Politifact goes on to say, “Technically, the ads are correct about Hurt’s contributions from uranium interests, but by the barest of margins.” That is like saying someone it is a little bit pregnant. Let me translate: The ads are true, according to Politifact.
As fort he contributions Hurt took from uranium mining interests, Politifact states:
Walter Coles Jr., a vice president of Virginia Uranium and son of its CEO, gave three checks totaling $1,500 over a period of seven years to then-Del. Hurt, who ran for the state Senate in 2007. Norman W. Reynolds, who was the first CEO of Virginia Uranium, gave Hurt’s campaign $500 in 2007. Together, that’s $2,000, just qualifying for the “thousands,” in contributions claimed in the TV ad.
The conservation groups also based the claim on $7,054 in contributions made to Hurt over five years by his father, who presumably had plenty of reasons other than uranium mining for supporting his son. All of the father’s donations were made before 2006, when Henry Hurt said he began exploring investing in mining for uranium.

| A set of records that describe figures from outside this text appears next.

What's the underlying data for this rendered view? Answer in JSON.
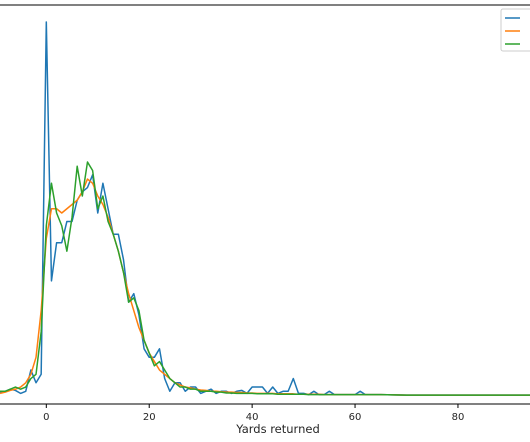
{
  "chart_data": {
    "type": "line",
    "title": "",
    "xlabel": "Yards returned",
    "ylabel": "",
    "xlim": [
      -9,
      94
    ],
    "ylim": [
      -0.002,
      0.092
    ],
    "xticks": [
      0,
      20,
      40,
      60,
      80
    ],
    "legend_position": "top-right",
    "grid": false,
    "series": [
      {
        "name": "",
        "color": "#1f77b4",
        "x": [
          -9,
          -8,
          -7,
          -6,
          -5,
          -4,
          -3,
          -2,
          -1,
          0,
          1,
          2,
          3,
          4,
          5,
          6,
          7,
          8,
          9,
          10,
          11,
          12,
          13,
          14,
          15,
          16,
          17,
          18,
          19,
          20,
          21,
          22,
          23,
          24,
          25,
          26,
          27,
          28,
          29,
          30,
          31,
          32,
          33,
          34,
          35,
          36,
          37,
          38,
          39,
          40,
          41,
          42,
          43,
          44,
          45,
          46,
          47,
          48,
          49,
          50,
          51,
          52,
          53,
          54,
          55,
          56,
          57,
          58,
          59,
          60,
          61,
          62,
          63,
          64,
          65,
          70,
          75,
          80,
          85,
          90,
          94
        ],
        "y": [
          0.0008,
          0.001,
          0.0015,
          0.0012,
          0.0005,
          0.001,
          0.006,
          0.003,
          0.005,
          0.088,
          0.027,
          0.036,
          0.036,
          0.041,
          0.041,
          0.046,
          0.048,
          0.049,
          0.052,
          0.043,
          0.05,
          0.044,
          0.038,
          0.038,
          0.032,
          0.022,
          0.024,
          0.019,
          0.011,
          0.009,
          0.009,
          0.011,
          0.004,
          0.001,
          0.003,
          0.003,
          0.001,
          0.002,
          0.002,
          0.0005,
          0.001,
          0.0015,
          0.0005,
          0.001,
          0.001,
          0.0005,
          0.001,
          0.0012,
          0.0005,
          0.002,
          0.002,
          0.002,
          0.0005,
          0.002,
          0.0005,
          0.001,
          0.001,
          0.004,
          0.0005,
          0.0005,
          0.0002,
          0.001,
          0.0002,
          0.0002,
          0.001,
          0.0002,
          0.0002,
          0.0002,
          0.0002,
          0.0002,
          0.001,
          0.0002,
          0.0002,
          0.0002,
          0.0002,
          0.0001,
          0.0001,
          0.0001,
          0.0001,
          0.0001,
          0.0001
        ]
      },
      {
        "name": "",
        "color": "#ff7f0e",
        "x": [
          -9,
          -8,
          -7,
          -6,
          -5,
          -4,
          -3,
          -2,
          -1,
          0,
          1,
          2,
          3,
          4,
          5,
          6,
          7,
          8,
          9,
          10,
          11,
          12,
          13,
          14,
          15,
          16,
          17,
          18,
          19,
          20,
          21,
          22,
          23,
          24,
          25,
          26,
          27,
          28,
          29,
          30,
          31,
          32,
          33,
          34,
          35,
          36,
          37,
          38,
          39,
          40,
          41,
          42,
          43,
          44,
          45,
          46,
          47,
          48,
          49,
          50,
          51,
          52,
          53,
          54,
          55,
          56,
          57,
          58,
          59,
          60,
          61,
          62,
          63,
          64,
          65,
          70,
          75,
          80,
          85,
          90,
          94
        ],
        "y": [
          0.0005,
          0.0008,
          0.0012,
          0.0015,
          0.002,
          0.003,
          0.005,
          0.009,
          0.02,
          0.037,
          0.044,
          0.044,
          0.043,
          0.044,
          0.045,
          0.046,
          0.048,
          0.051,
          0.05,
          0.047,
          0.045,
          0.042,
          0.038,
          0.034,
          0.029,
          0.024,
          0.02,
          0.016,
          0.013,
          0.01,
          0.008,
          0.006,
          0.005,
          0.004,
          0.003,
          0.0025,
          0.002,
          0.0018,
          0.0015,
          0.0013,
          0.0012,
          0.001,
          0.001,
          0.0009,
          0.0008,
          0.0008,
          0.0007,
          0.0007,
          0.0006,
          0.0006,
          0.0005,
          0.0005,
          0.0005,
          0.0005,
          0.0004,
          0.0004,
          0.0004,
          0.0004,
          0.0003,
          0.0003,
          0.0003,
          0.0003,
          0.0003,
          0.0002,
          0.0002,
          0.0002,
          0.0002,
          0.0002,
          0.0002,
          0.0002,
          0.0002,
          0.0002,
          0.0002,
          0.0002,
          0.0002,
          0.0001,
          0.0001,
          0.0001,
          0.0001,
          0.0001,
          0.0001
        ]
      },
      {
        "name": "",
        "color": "#2ca02c",
        "x": [
          -9,
          -8,
          -7,
          -6,
          -5,
          -4,
          -3,
          -2,
          -1,
          0,
          1,
          2,
          3,
          4,
          5,
          6,
          7,
          8,
          9,
          10,
          11,
          12,
          13,
          14,
          15,
          16,
          17,
          18,
          19,
          20,
          21,
          22,
          23,
          24,
          25,
          26,
          27,
          28,
          29,
          30,
          31,
          32,
          33,
          34,
          35,
          36,
          37,
          38,
          39,
          40,
          41,
          42,
          43,
          44,
          45,
          46,
          47,
          48,
          49,
          50,
          51,
          52,
          53,
          54,
          55,
          56,
          57,
          58,
          59,
          60,
          61,
          62,
          63,
          64,
          65,
          70,
          75,
          80,
          85,
          90,
          94
        ],
        "y": [
          0.001,
          0.001,
          0.0015,
          0.002,
          0.0015,
          0.002,
          0.004,
          0.005,
          0.015,
          0.04,
          0.05,
          0.043,
          0.04,
          0.034,
          0.042,
          0.054,
          0.047,
          0.055,
          0.053,
          0.044,
          0.047,
          0.041,
          0.038,
          0.034,
          0.029,
          0.022,
          0.023,
          0.02,
          0.013,
          0.01,
          0.007,
          0.008,
          0.006,
          0.004,
          0.003,
          0.002,
          0.002,
          0.0015,
          0.0015,
          0.001,
          0.001,
          0.001,
          0.0008,
          0.0008,
          0.0006,
          0.0006,
          0.0005,
          0.0005,
          0.0005,
          0.0005,
          0.0004,
          0.0004,
          0.0004,
          0.0004,
          0.0003,
          0.0003,
          0.0003,
          0.0003,
          0.0003,
          0.0003,
          0.0002,
          0.0002,
          0.0002,
          0.0002,
          0.0002,
          0.0002,
          0.0002,
          0.0002,
          0.0002,
          0.0002,
          0.0002,
          0.0002,
          0.0002,
          0.0002,
          0.0002,
          0.0001,
          0.0001,
          0.0001,
          0.0001,
          0.0001,
          0.0001
        ]
      }
    ]
  }
}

Further, most of the contributions weren’t cash at all. About $5,300 came in donations of office space, a political luncheon, and food for a police dinner.
Politifact should know better than that. A contribution-in-kind is still a contribution of value. The fact that it was food rather than money to pay for food — well, I’m not sure I see the difference.
Politifact’s conclusion sums it all up:
So let’s review the key facts in the claim that Hurt put his own interests ahead of the public by voting on the Senate uranium study bill.
Hurt did vote for the bill, and he accepted $2,000 cash contributions from uranium industry executives, barely justifying the Sierra Club’s claim.
His father also contributed to his campaigns, but those donations came before the elder Hurt invested in uranium. There is no question his father stands to gain if uranium mining is allowed in Virginia, but Hurt disclosed that and was cleared by the Senate ethics panel to vote on the issue.
Therefore, we find the claim to be Barely True.